Indie developers Sloclap’s third-person action game looks incredible and promises players “intense hand-to-hand combat” as you guide a young Kung-Fu student on his path of vengeance against the five assassins who murdered his family. “You have got one day, and countless enemies on your way. For every mistake, time will be the price to pay,” according to the publisher’s blurb. What that last bit means is that when you’re fatally injured (which will happen a lot — the developers chose to make the gameplay extremely challenging with a steep learning curve), your magical talisman will revive you. But every time it does, you will age a specific number of years.

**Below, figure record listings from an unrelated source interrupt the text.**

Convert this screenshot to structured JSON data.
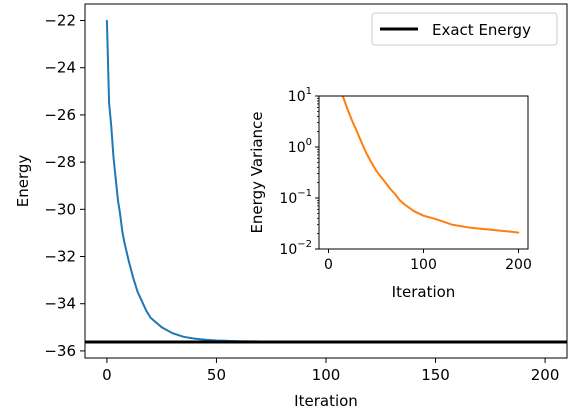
{
  "chart_data": [
    {
      "type": "line",
      "xlabel": "Iteration",
      "ylabel": "Energy",
      "xlim": [
        -10,
        210
      ],
      "ylim": [
        -36.3,
        -21.3
      ],
      "xticks": [
        0,
        50,
        100,
        150,
        200
      ],
      "yticks": [
        -36,
        -34,
        -32,
        -30,
        -28,
        -26,
        -24,
        -22
      ],
      "xtick_labels": [
        "0",
        "50",
        "100",
        "150",
        "200"
      ],
      "ytick_labels": [
        "−36",
        "−34",
        "−32",
        "−30",
        "−28",
        "−26",
        "−24",
        "−22"
      ],
      "legend": {
        "placement": "top-right",
        "entries": [
          "Exact Energy"
        ]
      },
      "reference_line": {
        "name": "Exact Energy",
        "y": -35.62,
        "color": "#000000"
      },
      "series": [
        {
          "color": "#1f77b4",
          "x": [
            0,
            1,
            2,
            3,
            4,
            5,
            6,
            7,
            8,
            9,
            10,
            12,
            14,
            16,
            18,
            20,
            25,
            30,
            35,
            40,
            45,
            50,
            60,
            70,
            80,
            100,
            120,
            140,
            160,
            180,
            200
          ],
          "y": [
            -22.0,
            -25.5,
            -26.5,
            -27.8,
            -28.7,
            -29.6,
            -30.2,
            -30.9,
            -31.4,
            -31.8,
            -32.2,
            -32.9,
            -33.5,
            -33.9,
            -34.3,
            -34.6,
            -35.0,
            -35.25,
            -35.4,
            -35.48,
            -35.53,
            -35.56,
            -35.59,
            -35.6,
            -35.61,
            -35.61,
            -35.62,
            -35.62,
            -35.62,
            -35.62,
            -35.62
          ]
        }
      ]
    },
    {
      "type": "line",
      "xlabel": "Iteration",
      "ylabel": "Energy Variance",
      "yscale": "log",
      "xlim": [
        -10,
        210
      ],
      "ylim": [
        0.01,
        10
      ],
      "xticks": [
        0,
        100,
        200
      ],
      "xtick_labels": [
        "0",
        "100",
        "200"
      ],
      "yticks": [
        0.01,
        0.1,
        1,
        10
      ],
      "ytick_labels": [
        {
          "base": "10",
          "exp": "−2"
        },
        {
          "base": "10",
          "exp": "−1"
        },
        {
          "base": "10",
          "exp": "0"
        },
        {
          "base": "10",
          "exp": "1"
        }
      ],
      "series": [
        {
          "color": "#ff7f0e",
          "x": [
            15,
            20,
            25,
            30,
            35,
            40,
            45,
            50,
            55,
            60,
            65,
            70,
            75,
            80,
            90,
            100,
            110,
            120,
            130,
            140,
            150,
            160,
            170,
            180,
            190,
            200
          ],
          "y": [
            10,
            5.5,
            3.2,
            2.0,
            1.2,
            0.75,
            0.5,
            0.35,
            0.26,
            0.2,
            0.15,
            0.12,
            0.09,
            0.075,
            0.055,
            0.045,
            0.04,
            0.035,
            0.03,
            0.028,
            0.026,
            0.025,
            0.024,
            0.023,
            0.022,
            0.021
          ]
        }
      ]
    }
  ]
}
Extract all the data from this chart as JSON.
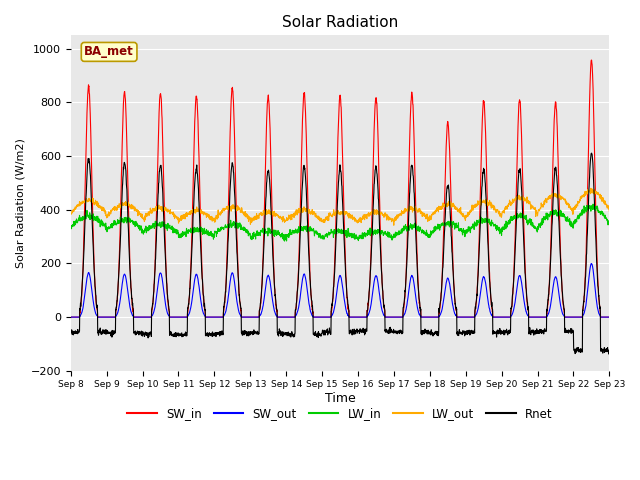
{
  "title": "Solar Radiation",
  "ylabel": "Solar Radiation (W/m2)",
  "xlabel": "Time",
  "legend_label": "BA_met",
  "ylim": [
    -200,
    1050
  ],
  "yticks": [
    -200,
    0,
    200,
    400,
    600,
    800,
    1000
  ],
  "background_color": "#e8e8e8",
  "fig_background": "#ffffff",
  "series_colors": {
    "SW_in": "#ff0000",
    "SW_out": "#0000ff",
    "LW_in": "#00cc00",
    "LW_out": "#ffaa00",
    "Rnet": "#000000"
  },
  "n_days": 15,
  "start_day": 8,
  "SW_in_peak": [
    860,
    840,
    835,
    825,
    855,
    820,
    835,
    825,
    820,
    835,
    725,
    805,
    810,
    800,
    960
  ],
  "SW_out_peak": [
    165,
    160,
    165,
    160,
    165,
    155,
    160,
    155,
    155,
    155,
    145,
    150,
    155,
    150,
    200
  ],
  "LW_in_base": [
    335,
    325,
    315,
    300,
    310,
    295,
    300,
    295,
    295,
    300,
    310,
    315,
    325,
    335,
    350
  ],
  "LW_in_day_boost": [
    40,
    35,
    30,
    25,
    35,
    25,
    30,
    25,
    25,
    35,
    40,
    45,
    50,
    55,
    60
  ],
  "LW_out_base": [
    385,
    375,
    365,
    360,
    365,
    355,
    360,
    355,
    355,
    360,
    370,
    375,
    385,
    390,
    400
  ],
  "LW_out_day_boost": [
    50,
    45,
    40,
    35,
    45,
    35,
    40,
    35,
    35,
    45,
    50,
    55,
    60,
    65,
    70
  ],
  "Rnet_peak": [
    590,
    575,
    565,
    555,
    575,
    550,
    560,
    555,
    560,
    565,
    490,
    550,
    550,
    555,
    610
  ],
  "Rnet_night": [
    -70,
    -75,
    -80,
    -80,
    -75,
    -75,
    -80,
    -70,
    -65,
    -70,
    -75,
    -70,
    -70,
    -65,
    -155
  ]
}
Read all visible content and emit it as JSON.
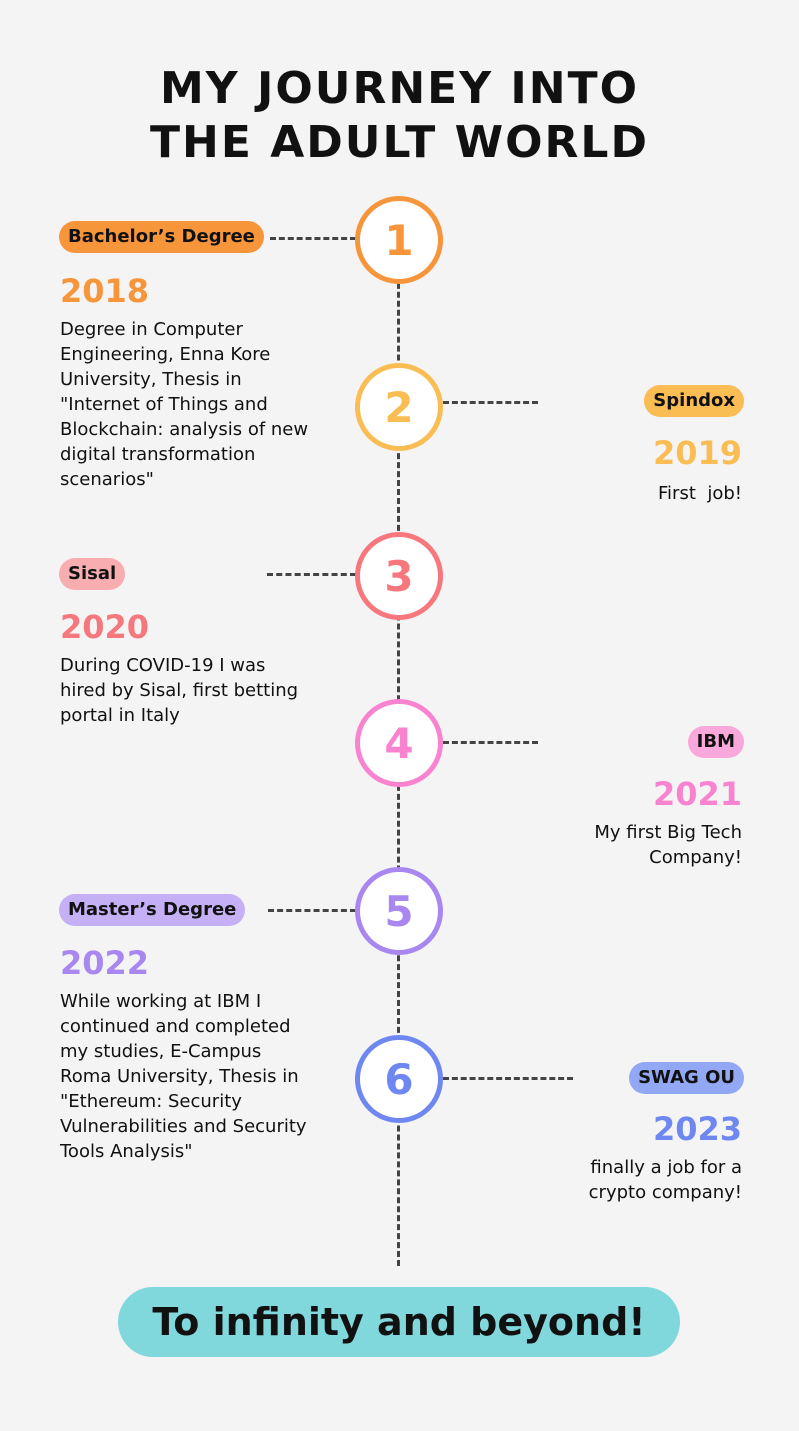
{
  "title_line1": "MY JOURNEY INTO",
  "title_line2": "THE ADULT WORLD",
  "colors": {
    "m1": "#f7953b",
    "m2": "#f9bd54",
    "m3": "#f6787d",
    "m4": "#f983cf",
    "m5": "#a987f0",
    "m6": "#6f88f1",
    "banner": "#80d8dc"
  },
  "milestones": [
    {
      "number": "1",
      "label": "Bachelor’s Degree",
      "year": "2018",
      "description": "Degree in Computer Engineering, Enna Kore University, Thesis in \"Internet of Things and Blockchain: analysis of new digital transformation scenarios\""
    },
    {
      "number": "2",
      "label": "Spindox",
      "year": "2019",
      "description": "First  job!"
    },
    {
      "number": "3",
      "label": "Sisal",
      "year": "2020",
      "description": "During COVID-19 I was hired by Sisal, first betting portal in Italy"
    },
    {
      "number": "4",
      "label": "IBM",
      "year": "2021",
      "description": "My first Big Tech Company!"
    },
    {
      "number": "5",
      "label": "Master’s Degree",
      "year": "2022",
      "description": "While working at IBM I continued and completed my studies, E-Campus Roma University, Thesis in \"Ethereum: Security Vulnerabilities and Security Tools Analysis\""
    },
    {
      "number": "6",
      "label": "SWAG OU",
      "year": "2023",
      "description": "finally a job for a crypto company!"
    }
  ],
  "banner": "To infinity and beyond!"
}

That might make it sound like you’ll need to rush in to every fight and keep hammering away at your numerous opponents before you get too old — but there’s a lot more to “Sifu” than simple button-mashing: Clever use of objects and your environment will be crucial to your quest and you can occasionally avoid fighting altogether with the correct use of dialogue. And ageing isn’t necessarily a bad thing here; you learn from your mistakes, and that wisdom brings greater mastery of your martial arts abilities.
Another open-world fantasy RPG, this one published by “Final Fantasy” developers Square Enix. In “Forspoken,” you play as a young New Yorker named Frey, who finds herself transported to Athia, a land under the control of the tyrannical Tantas. Frey is welcomed as a savior by the people of Athia, partly due to her newly acquired magical powers. Reluctantly, Frey realizes she must try and fulfill this role, and defeat the Tantas, if she is ever going to be able to get back home. Its director Takeshi Aramaki told gaming site Kotaku that “Forspoken” would focus on “terrain traversal speed and fluidity.”
‘Dune: Spice Wars’
It may be (it is) a blatant attempt to jump on the bandwagon of the success of Denis Villeneuve’s “Dune (Part One),” which many critics considered among 2021’s best movies, but Shiro Games’ real-time strategy game should genuinely appeal to those who enjoy the political intrigue of Frank Herbert’s sci-fi novels. The player’s goal is to take control of Arrakis — the harsh desert planet that is the universe’s only source of spice — a rare narcotic mineral that makes interstellar travel possible and is the most-valuable substance known to man and alien. To do so, you’ll need a combination of military might, money, and smarts. And probably a willingness to play dirty.
With Batman apparently dead, and Commissioner Gordon off the scene, Gotham City has become more dangerous than ever for its residents. So, B-list superheroes Nightwing, Robin, Batgirl and Red Hood team up in an attempt to save their city from the machinations of a sinister organization known as the Court of Owls, as well as other supervillains such as Mr. Freeze and The Penguin. Warner Bros’ recent Batman games have been consistently excellent, and even though the Caped Crusader isn’t the star here, hopes are still high. The drop-in multiplayer co-op feature — each character has different special abilities and fighting techniques — should help make up for the lack of a big-name superhero.